Synaptic transmission
Synaptic transmission is a biological process in which a particular neuron communicates or gets involved with a target cell over a synapse. This process involves a release of a neurotransmitter from the pre-synaptic neuron to a neurotransmitter that has started to bind with a specific postsynaptic receptor.
This process that is occurring at a particular synapse. And in this process, a chemical signal, also known as a transmitter, is released from one neuron to another and starts to diffuse from one neuron to another or even to target cells. There it starts to generate a signal which helps inhibit or modulate any cell's cellular activity.

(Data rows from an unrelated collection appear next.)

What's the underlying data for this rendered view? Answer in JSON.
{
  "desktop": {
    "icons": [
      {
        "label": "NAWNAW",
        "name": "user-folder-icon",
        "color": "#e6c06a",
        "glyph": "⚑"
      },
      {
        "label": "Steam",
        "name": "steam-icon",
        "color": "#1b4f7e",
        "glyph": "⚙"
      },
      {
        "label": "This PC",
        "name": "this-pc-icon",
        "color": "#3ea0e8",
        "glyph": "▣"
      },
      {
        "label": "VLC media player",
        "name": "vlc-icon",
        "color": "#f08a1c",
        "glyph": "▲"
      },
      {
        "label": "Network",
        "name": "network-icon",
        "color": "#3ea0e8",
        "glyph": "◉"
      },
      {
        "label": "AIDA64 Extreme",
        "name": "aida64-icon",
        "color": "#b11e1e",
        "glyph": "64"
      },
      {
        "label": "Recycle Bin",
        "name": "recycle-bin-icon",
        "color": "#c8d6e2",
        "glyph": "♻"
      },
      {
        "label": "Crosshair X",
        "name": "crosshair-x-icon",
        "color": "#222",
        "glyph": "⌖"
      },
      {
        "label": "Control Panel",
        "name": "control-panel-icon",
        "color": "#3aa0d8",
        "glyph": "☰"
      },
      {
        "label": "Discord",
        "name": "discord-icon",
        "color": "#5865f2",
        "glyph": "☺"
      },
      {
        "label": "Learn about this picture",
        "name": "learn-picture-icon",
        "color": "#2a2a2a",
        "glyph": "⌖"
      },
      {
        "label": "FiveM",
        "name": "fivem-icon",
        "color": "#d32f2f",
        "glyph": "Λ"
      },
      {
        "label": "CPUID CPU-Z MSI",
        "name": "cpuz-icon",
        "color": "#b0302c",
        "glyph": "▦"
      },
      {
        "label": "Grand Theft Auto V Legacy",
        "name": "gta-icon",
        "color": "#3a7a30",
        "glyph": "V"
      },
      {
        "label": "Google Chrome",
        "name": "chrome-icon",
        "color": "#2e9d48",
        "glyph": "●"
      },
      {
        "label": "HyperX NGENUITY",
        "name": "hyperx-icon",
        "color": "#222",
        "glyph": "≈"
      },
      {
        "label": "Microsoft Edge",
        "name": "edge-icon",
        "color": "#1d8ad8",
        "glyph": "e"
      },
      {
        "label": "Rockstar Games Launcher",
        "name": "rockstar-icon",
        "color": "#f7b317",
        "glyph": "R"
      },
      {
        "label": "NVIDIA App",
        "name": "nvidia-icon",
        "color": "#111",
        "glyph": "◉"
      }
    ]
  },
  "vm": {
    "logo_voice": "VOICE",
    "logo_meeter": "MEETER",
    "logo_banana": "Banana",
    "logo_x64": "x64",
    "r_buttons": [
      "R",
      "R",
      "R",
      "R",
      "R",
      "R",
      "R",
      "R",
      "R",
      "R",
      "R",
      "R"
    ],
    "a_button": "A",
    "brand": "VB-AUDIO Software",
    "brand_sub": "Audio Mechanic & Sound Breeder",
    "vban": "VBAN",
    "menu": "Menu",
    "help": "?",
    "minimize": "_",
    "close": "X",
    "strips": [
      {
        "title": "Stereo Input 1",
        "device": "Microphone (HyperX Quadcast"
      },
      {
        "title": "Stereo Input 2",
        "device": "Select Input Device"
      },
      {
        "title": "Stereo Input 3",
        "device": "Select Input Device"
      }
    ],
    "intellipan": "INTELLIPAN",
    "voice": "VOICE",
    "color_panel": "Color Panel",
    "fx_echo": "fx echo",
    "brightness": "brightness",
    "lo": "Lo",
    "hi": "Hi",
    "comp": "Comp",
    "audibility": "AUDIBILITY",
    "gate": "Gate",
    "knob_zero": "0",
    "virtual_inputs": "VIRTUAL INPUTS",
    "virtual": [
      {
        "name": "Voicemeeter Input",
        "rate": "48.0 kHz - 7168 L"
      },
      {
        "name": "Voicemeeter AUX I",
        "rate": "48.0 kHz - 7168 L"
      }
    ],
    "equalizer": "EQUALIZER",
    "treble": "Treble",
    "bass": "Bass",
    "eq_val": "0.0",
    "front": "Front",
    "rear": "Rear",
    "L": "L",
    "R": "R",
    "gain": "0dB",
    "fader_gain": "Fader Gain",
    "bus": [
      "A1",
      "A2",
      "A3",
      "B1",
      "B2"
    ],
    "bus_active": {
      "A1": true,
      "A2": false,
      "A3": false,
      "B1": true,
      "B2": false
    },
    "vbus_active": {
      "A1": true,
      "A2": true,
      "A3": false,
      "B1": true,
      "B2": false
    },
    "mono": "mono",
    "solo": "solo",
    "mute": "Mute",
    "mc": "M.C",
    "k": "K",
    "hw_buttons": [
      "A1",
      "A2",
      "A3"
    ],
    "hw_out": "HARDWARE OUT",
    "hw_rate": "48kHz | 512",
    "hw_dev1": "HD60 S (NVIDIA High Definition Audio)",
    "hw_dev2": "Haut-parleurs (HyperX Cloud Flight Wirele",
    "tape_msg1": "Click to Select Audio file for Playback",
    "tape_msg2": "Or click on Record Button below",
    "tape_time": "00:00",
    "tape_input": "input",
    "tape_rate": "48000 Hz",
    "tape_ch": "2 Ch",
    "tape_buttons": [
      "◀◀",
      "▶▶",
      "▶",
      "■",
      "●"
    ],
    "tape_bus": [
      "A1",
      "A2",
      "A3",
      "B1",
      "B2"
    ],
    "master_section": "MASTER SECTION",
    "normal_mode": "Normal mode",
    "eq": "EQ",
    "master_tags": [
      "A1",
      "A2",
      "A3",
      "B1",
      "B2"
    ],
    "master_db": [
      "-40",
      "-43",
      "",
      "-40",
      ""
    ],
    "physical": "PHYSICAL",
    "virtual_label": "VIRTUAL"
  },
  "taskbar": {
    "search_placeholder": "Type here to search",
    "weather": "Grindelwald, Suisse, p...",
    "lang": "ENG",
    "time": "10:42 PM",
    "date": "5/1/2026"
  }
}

The important information needed for the body is passed down to the neuron's axon as an electrical impulse. Once the action potential reaches the end of the axon, it again needs to be transferred to a different neuron or a tissue.
The process of synaptic transmission:
1. At first, the neuronal impulse travels down to the pre-synaptic axon to the bulb of the axon.
2.Then the synaptic vesicles fuse with the plasma membrane of the axon bulb, causing it to release neurotransmitters in the synapses.
3.The neurotransmitter is being released, and it goes into the synaptic cleft
4.Then the neurotransmitter binds to receptors found on the postsynaptic neuron in the synapses.
5.The sodium ion channels open; hence, the ions can enter the postsynaptic neuron.